MTMD: Multi-Scale Temporal Memory Learning and Efficient Debiasing Framework for Stock Trend Forecasting
Mingjie Wang, Juanxi Tian, Mingze Zhang, Jianxiong Guo, Weijia Jia
TL;DR
MTMD tackles stock trend forecasting by explicitly modeling multi-scale temporal dependencies and debiasing noisy signals through a memory-based framework. It introduces memory items and a memory-aware aggregator to fuse local stock-concept features with global profit-pattern signals from past data, using predefined and hidden concept blocks to capture both known and latent factors. Across CSI 100/300/500 datasets, MTMD achieves state-of-the-art IC, Rank IC, and Precision@N, with ablations confirming the memory module’s critical role in debiasing and robustness, while offering favorable computational efficiency ($O(T)$) relative to recurrent approaches. The approach is plug-and-play with alternative backbones, and its graph-enabled fusion of global-local information yields practical improvements for real-market forecasting and decision-making.
Abstract
The endeavor of stock trend forecasting is principally focused on predicting the future trajectory of the stock market, utilizing either manual or technical methodologies to optimize profitability. Recent advancements in machine learning technologies have showcased their efficacy in discerning authentic profit signals within the realm of stock trend forecasting, predominantly employing temporal data derived from historical stock price patterns.
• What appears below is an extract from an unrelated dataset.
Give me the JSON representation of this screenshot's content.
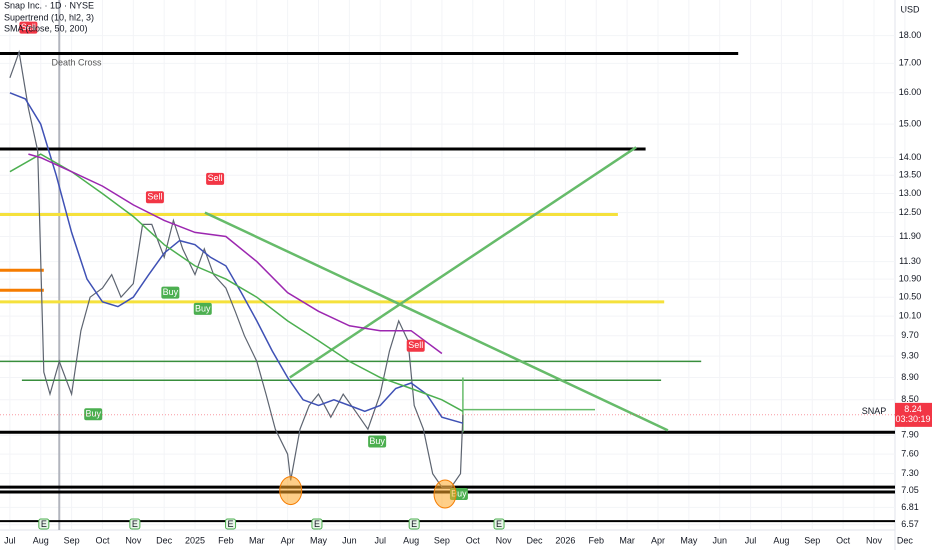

Nevertheless, the inherently volatile and dynamic characteristics of the stock market render the learning and capture of multi-scale temporal dependencies and stable trading opportunities a formidable challenge. This predicament is primarily attributed to the difficulty in distinguishing real profit signal patterns amidst a plethora of mixed, noisy data. In response to these complexities, we propose a Multi-Scale Temporal Memory Learning and Efficient Debiasing (MTMD) model. This innovative approach encompasses the creation of a learnable embedding coupled with external attention, serving as a memory module through self-similarity. It aims to mitigate noise interference and bolster temporal consistency within the model. The MTMD model adeptly amalgamates comprehensive local data at each timestamp while concurrently focusing on salient historical patterns on a global scale. Furthermore, the incorporation of a graph network, tailored to assimilate global and local information, facilitates the adaptive fusion of heterogeneous multi-scale data. Rigorous ablation studies and experimental evaluations affirm that the MTMD model surpasses contemporary state-of-the-art methodologies by a substantial margin in benchmark datasets. The source code can be found at https://github.com/MingjieWang0606/MDMT-Public.